– Впереди пост! – нарушил молчание Родль. – Правда, там должен находиться НАШ офицер, из итальянской секретной службы.
– Будем надеяться, что он там появился. У вас есть оружие, Фройнштаг?
– Пистолет.
– Но я ведь приказал: «Оружие не брать», – процедил штурмбаннфюрер. – Мы получим его в городе. Немедленно выбросьте.
– Он надежно спрятан.
– Разве что, – язвительно обронил Скорцени.
– Я пущу пулю в лоб каждому, кто попытается обыскивать меня.
– Запугали всю секретную службу Италии. Вы слышали приказ, унтерштурмфюрер Фройнштаг?!
– Но это мое личное оружие, – возмутилась Лилия. – Я не расстаюсь с ним с тех пор, когда вступила в «Союз германских девушек». Небольшой швейцарский пистолетик.
– Подарок Кальтенбруннера.
– Этого могли бы и не знать. В случае ареста заявлю, что вы не могли догадываться о его существовании.
«Значит, действительно Кальтенбруннера?! – мельком взглянул на нее Скорцени. – Интересно, Фройнштаг, интересно… Я-то думал: слух. Хотя… всуе такие имена не упоминаются».
– Все обойдется, господа. Вижу того, нашего, офицера, – вовремя разрушил установившееся неловкое молчание Родль.

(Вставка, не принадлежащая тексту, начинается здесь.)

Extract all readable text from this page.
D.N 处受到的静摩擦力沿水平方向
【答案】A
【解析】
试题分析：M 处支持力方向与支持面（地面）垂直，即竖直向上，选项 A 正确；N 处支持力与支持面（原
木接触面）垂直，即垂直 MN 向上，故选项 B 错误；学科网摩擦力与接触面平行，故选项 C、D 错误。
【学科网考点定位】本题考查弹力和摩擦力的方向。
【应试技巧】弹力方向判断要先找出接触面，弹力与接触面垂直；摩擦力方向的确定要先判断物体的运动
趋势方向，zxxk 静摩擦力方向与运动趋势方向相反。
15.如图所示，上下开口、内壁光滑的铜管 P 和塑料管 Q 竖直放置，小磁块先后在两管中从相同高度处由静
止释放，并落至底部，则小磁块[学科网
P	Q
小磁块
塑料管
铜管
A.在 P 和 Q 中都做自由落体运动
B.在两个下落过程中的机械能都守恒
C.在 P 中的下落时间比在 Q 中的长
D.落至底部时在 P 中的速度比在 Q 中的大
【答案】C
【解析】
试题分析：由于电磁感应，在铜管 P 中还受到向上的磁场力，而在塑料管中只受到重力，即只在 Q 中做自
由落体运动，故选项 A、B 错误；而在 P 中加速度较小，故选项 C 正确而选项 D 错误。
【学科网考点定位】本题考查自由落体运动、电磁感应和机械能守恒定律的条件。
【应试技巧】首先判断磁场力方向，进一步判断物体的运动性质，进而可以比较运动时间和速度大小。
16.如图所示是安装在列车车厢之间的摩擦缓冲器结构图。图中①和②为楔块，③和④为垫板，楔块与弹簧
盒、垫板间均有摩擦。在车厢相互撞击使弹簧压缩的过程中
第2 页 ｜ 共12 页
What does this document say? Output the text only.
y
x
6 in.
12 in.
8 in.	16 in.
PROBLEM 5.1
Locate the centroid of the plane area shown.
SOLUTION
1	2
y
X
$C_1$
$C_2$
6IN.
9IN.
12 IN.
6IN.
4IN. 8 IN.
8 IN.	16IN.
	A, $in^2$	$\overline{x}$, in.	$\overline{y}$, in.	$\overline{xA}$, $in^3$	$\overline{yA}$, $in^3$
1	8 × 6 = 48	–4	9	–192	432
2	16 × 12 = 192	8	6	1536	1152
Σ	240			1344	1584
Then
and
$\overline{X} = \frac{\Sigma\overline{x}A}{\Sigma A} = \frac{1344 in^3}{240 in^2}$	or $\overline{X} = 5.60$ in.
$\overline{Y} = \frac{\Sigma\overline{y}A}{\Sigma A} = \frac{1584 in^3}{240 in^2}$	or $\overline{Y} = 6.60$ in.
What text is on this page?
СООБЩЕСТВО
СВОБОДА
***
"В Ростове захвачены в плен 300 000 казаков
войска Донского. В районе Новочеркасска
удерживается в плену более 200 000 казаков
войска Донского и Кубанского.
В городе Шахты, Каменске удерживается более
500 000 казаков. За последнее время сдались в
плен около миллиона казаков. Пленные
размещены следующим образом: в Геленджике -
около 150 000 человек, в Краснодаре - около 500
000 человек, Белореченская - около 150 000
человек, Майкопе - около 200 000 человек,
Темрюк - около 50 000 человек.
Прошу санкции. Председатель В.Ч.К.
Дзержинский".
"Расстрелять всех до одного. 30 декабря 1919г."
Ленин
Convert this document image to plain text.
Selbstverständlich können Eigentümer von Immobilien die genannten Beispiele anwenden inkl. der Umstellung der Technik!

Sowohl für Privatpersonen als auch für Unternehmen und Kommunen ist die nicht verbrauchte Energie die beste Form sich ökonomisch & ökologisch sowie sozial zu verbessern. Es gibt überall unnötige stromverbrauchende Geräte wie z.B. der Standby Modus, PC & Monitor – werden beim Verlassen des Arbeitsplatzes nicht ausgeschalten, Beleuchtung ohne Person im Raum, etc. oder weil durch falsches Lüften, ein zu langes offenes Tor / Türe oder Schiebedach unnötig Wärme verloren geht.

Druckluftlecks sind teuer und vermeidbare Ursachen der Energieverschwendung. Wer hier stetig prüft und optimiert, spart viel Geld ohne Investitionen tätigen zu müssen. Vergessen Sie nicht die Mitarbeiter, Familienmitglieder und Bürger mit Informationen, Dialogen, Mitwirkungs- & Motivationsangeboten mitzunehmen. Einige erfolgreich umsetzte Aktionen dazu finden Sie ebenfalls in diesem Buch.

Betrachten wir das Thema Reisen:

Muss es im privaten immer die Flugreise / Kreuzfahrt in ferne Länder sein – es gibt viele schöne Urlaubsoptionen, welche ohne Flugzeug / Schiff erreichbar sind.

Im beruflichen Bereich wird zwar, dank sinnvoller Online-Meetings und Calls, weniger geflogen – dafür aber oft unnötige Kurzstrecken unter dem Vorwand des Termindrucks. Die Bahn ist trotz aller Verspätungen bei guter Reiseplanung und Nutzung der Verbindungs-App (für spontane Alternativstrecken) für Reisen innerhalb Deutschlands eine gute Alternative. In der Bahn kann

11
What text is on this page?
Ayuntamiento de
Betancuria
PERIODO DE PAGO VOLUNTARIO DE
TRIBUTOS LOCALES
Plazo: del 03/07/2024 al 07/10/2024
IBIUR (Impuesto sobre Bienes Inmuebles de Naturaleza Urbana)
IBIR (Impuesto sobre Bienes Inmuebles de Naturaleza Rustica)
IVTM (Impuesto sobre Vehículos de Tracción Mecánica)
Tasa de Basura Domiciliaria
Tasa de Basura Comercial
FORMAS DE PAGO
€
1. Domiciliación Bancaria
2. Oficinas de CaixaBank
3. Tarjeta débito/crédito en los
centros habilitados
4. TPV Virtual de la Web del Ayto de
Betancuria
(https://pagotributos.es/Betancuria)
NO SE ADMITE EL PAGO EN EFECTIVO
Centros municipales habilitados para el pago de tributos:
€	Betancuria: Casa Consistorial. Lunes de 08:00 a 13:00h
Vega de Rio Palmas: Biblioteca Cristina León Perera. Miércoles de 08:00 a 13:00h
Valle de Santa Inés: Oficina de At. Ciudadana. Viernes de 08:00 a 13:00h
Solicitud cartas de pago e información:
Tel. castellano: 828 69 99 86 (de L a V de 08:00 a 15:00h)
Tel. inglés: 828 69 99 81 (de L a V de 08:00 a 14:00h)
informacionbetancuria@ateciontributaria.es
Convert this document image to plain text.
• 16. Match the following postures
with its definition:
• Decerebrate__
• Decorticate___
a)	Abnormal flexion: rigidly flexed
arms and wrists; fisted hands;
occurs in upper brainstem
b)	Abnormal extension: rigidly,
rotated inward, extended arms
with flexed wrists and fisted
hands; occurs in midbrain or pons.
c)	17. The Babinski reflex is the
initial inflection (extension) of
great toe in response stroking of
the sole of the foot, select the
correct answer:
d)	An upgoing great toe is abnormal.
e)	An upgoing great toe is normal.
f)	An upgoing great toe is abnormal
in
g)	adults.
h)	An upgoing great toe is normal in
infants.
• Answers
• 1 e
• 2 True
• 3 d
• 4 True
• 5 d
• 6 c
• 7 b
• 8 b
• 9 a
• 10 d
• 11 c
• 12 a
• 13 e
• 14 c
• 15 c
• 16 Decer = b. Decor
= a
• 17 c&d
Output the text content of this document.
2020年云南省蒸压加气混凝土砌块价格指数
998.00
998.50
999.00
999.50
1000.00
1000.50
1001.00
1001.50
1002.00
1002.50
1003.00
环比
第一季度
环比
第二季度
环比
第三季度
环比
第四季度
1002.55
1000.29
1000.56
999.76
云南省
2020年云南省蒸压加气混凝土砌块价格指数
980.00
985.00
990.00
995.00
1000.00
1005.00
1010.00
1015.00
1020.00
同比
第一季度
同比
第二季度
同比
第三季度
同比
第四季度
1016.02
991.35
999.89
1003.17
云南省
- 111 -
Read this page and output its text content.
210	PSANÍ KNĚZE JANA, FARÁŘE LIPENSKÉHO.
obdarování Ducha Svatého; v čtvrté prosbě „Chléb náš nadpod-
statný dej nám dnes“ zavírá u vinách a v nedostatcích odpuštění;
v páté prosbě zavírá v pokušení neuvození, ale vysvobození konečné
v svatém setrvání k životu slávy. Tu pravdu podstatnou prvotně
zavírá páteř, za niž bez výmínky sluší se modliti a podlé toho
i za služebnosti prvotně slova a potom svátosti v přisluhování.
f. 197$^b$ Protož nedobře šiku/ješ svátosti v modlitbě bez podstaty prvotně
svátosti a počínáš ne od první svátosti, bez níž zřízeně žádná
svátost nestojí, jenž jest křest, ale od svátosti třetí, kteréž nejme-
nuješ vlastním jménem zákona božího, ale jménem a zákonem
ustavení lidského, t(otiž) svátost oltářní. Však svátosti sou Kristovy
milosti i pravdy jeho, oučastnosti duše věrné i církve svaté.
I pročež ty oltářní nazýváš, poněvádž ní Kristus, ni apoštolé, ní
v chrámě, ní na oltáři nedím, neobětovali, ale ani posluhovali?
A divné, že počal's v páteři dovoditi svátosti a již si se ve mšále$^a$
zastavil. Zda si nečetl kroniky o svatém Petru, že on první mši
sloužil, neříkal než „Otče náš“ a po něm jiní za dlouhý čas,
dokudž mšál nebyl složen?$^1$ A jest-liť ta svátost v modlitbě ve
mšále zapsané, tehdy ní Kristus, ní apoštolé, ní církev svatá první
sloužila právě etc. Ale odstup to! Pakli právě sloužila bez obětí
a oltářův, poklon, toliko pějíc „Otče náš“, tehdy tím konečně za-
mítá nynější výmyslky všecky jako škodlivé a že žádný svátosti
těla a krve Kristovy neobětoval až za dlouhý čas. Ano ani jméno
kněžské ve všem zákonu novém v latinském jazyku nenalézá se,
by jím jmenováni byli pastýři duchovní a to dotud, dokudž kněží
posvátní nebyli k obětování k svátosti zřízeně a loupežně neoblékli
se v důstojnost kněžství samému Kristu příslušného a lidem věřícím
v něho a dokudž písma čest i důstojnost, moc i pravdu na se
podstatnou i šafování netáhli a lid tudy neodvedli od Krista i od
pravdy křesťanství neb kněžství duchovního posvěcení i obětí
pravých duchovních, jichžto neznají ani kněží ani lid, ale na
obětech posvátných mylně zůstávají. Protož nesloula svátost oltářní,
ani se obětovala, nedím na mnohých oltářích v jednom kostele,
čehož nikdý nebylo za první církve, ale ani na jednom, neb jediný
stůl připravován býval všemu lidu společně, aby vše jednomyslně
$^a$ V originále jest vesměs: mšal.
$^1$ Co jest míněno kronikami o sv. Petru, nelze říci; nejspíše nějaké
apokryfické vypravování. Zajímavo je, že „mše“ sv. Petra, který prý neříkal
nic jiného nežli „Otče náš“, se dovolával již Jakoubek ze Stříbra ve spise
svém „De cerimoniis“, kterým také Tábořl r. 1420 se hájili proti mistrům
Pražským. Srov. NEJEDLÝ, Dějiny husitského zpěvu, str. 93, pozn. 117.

Скорцени всмотрелся в едва различимые фигуры карабинеров у шлагбаума. Он никогда не жаловался на зрение, но мог поклясться, что с такого расстояния Родль не в состоянии был определить, какая из них принадлежит офицеру, на которого они рассчитывали. Тем не менее замысел адъютанта понял и оптимизм его развеивать не стал.
Рим все еще контролировался войсками, верными королю и маршалу Бадольо. Однако с появлением на севере Италии свергнутого премьер-министра Муссолини его сторонники в Центральной и Южной Италии резко активизировались. И теперь страна пребывала в каком-то сомнамбулическом сне всеобщей политической неразберихи, ликвидировать которую могли или окончательный захват власти войсками, верными дуче, или приход англичан и американцев. Впрочем, осуществлению операции «Черный кардинал» эта неразбериха не мешала. Скорее наоборот.
21
21
– Что, господа офицеры?! – возникла в просвете двери рослая фигура Рашковского. За спиной у него стояли два таких же плечистых полицая. Дверь оставалась открытой, и Громов заметил, что за ней затаился еще некто четвертый. Похоже, что в этот раз Рашковский подстраховался надежно. – Есть время отвести душу? Где бы вы еще поагитировали друг друга? Интересно, кто кого и куда склонил: вы теперь оба за беляков? Или оба за красных?
Он стоял, покачиваясь на носках, – широкоплечий, довольный собой. И руки его властно лежали на подвешенной на немецкий манер, слева на животе, кобуре.